Mises Wire

Faulty Premises and Support for the State

When prepping for a recent presentation about my book, Faulty Premises, Faulty Policies, it struck me that it can help explain why those committed to liberty often have a hard time winning others over to our understanding of the potential of free people.

Regardless of the details of a particular policy, faulty underlying premises about the nature of markets and governments add a heavy thumb to people’s evaluation scales on the side of the state. Yet most seldom question such fundamental beliefs, absorbed with little thought from statists throughout the culture.

Those faulty premises can persist as unexpressed but crucial factors in virtually every policy discussion. They, in turn, can explain why many continue supporting government “solutions” over reliance on voluntary arrangements, despite far-inferior results.

Say you and I were doing a benefit-cost analysis of the consequences of some new government interference with voluntary market interactions (though it is hard to imagine any such possibilities are left). If we were being intellectually honest, we would do our best to identify and estimate the magnitudes of all the beneficial and adverse consequences. Then we would evaluate whether the benefits justified the costs according to our value judgments.

Suppose further that you and I agreed that a particular proposal for government to override voluntary arrangements imposed costs that outweighed benefits by $1 million in monetary terms. We should agree in opposing that intervention. But that would not necessarily follow if everything else was not equal.

What if you thought that the process involved in market mechanisms also harmed society? You would add that supposed harm to your evaluation. If you considered the harm from the process as imposing a $2 million added cost on those in society, that sizeable thumb on one side of the scale would override other considerations and government intervention would “win” your endorsement even when it “loses.”

In fact, by attributing a great enough weight to supposed harms from market processes, almost any government intervention could be argued to be justifiable. And even convincing demonstrations of government inadequacies and policy failures would do little to dent support for foolish interventions.

What could cause such costly damage? The large number of statist calumnies against markets. What if you had absorbed the belief that unlike government, markets involved “dog eat dog,” Darwinian “survival of the fittest”? What if you believed markets are meanly competitive (even “cut-throat”) and miserly, but government are cooperative and generous? What if you believed that market relationships use people and encourage greed and misbehavior because they make everything about money? Such beliefs would add a very heavy thumb to people’s judgment scales.
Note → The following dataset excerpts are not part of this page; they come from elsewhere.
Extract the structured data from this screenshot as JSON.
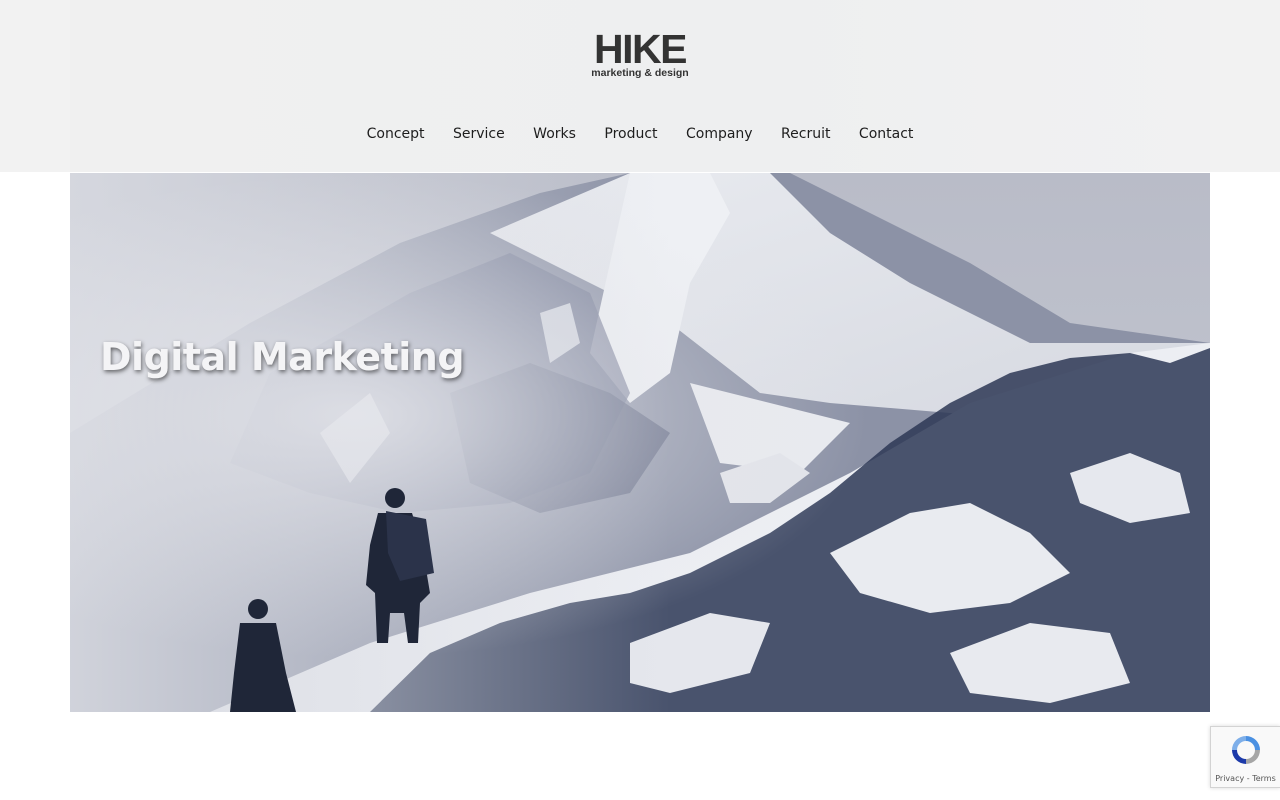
{
  "logo": {
    "main": "HIKE",
    "sub": "marketing & design"
  },
  "nav": {
    "items": [
      {
        "label": "Concept"
      },
      {
        "label": "Service"
      },
      {
        "label": "Works"
      },
      {
        "label": "Product"
      },
      {
        "label": "Company"
      },
      {
        "label": "Recruit"
      },
      {
        "label": "Contact"
      }
    ]
  },
  "hero": {
    "title": "Digital Marketing"
  },
  "recaptcha": {
    "icon": "recaptcha-icon",
    "privacy_label": "Privacy",
    "separator": "-",
    "terms_label": "Terms"
  },
  "colors": {
    "header_bg": "#f0f0f0",
    "nav_text": "#1e1e1e",
    "logo_text": "#333333",
    "hero_text": "#f4f4f6",
    "hero_tint": "#2a3552"
  }
}
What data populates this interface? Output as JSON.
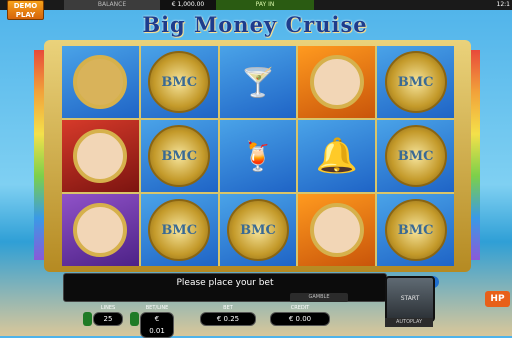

If government was considered to have wisdom for every question and balm for every hurt, the biased scales would only get more so.

When those crucial difference-making beliefs remain in the shadows, unaddressed, they can persist across a vast range of government violations of liberty. And if it defenders of liberty don’t disinter those buried confusions that have hardened into unquestioned beliefs and analyze them, little headway against the government juggernaut can be made.

For example, think about accusations that market behavior involves “dog eat dog,” Darwinian “survival of the fittest.”

With the sustainable population of the earth and their real incomes starting to accelerate only after the idea of respecting individuals’ property rights, deriving from their self-ownership, and the industrial revolution began to take hold, such claims should be seen as preposterous. Markets, in fact, made far more people far more fit.

The “dog eat dog” imagery is also preposterous. Dogs don’t eat other dogs. Relying on an analogy to something that doesn’t happen should also be laughed out of court.

The imagery also ignores production and exchange. As Adam Smith noted, dogs do not produce for and exchange with one another. That zero-sum that remains could produce vicious behavior. But in a world of freedom, we must first benefit others by attracting their voluntary consent in order to then procure more of what we want. That voluntary production and exchange turns a zero-sum game into a massively positive-sum game, where benefiting me entails benefiting you as well.

Further, all those not absolutely the best at something in free markets don’t die. We all continue to benefit from markets’ superior production and exchange results, while their flexible prices direct each of us toward what we do relatively better for others. What dies are products and services consumers find inferior to alternatives. So do organizational forms that are less effective for the productive circumstances at hand. Both sorts of deaths are essential parts of improving consumers’ lives.  

Addressing basic premises is too-seldom done, because once ingrained, they get ignored. But to effectively make the overwhelming case for liberty, perhaps we should address those false premises more consistently and systematically. That might make us better able to educate people to can fend off the continual onslaught of false claims that are repeated endlessly by knowing dissemblers and unknowing statist sheep. For those who are committed to non-coercion, that might be the best way to win more policy debates. The more clearly we communicate and live out that commitment, the better others will recognize that what we advocate is in fact the opposite of a “dog eat dog,” Darwinian “survival of the fittest” world, which only coercion can create.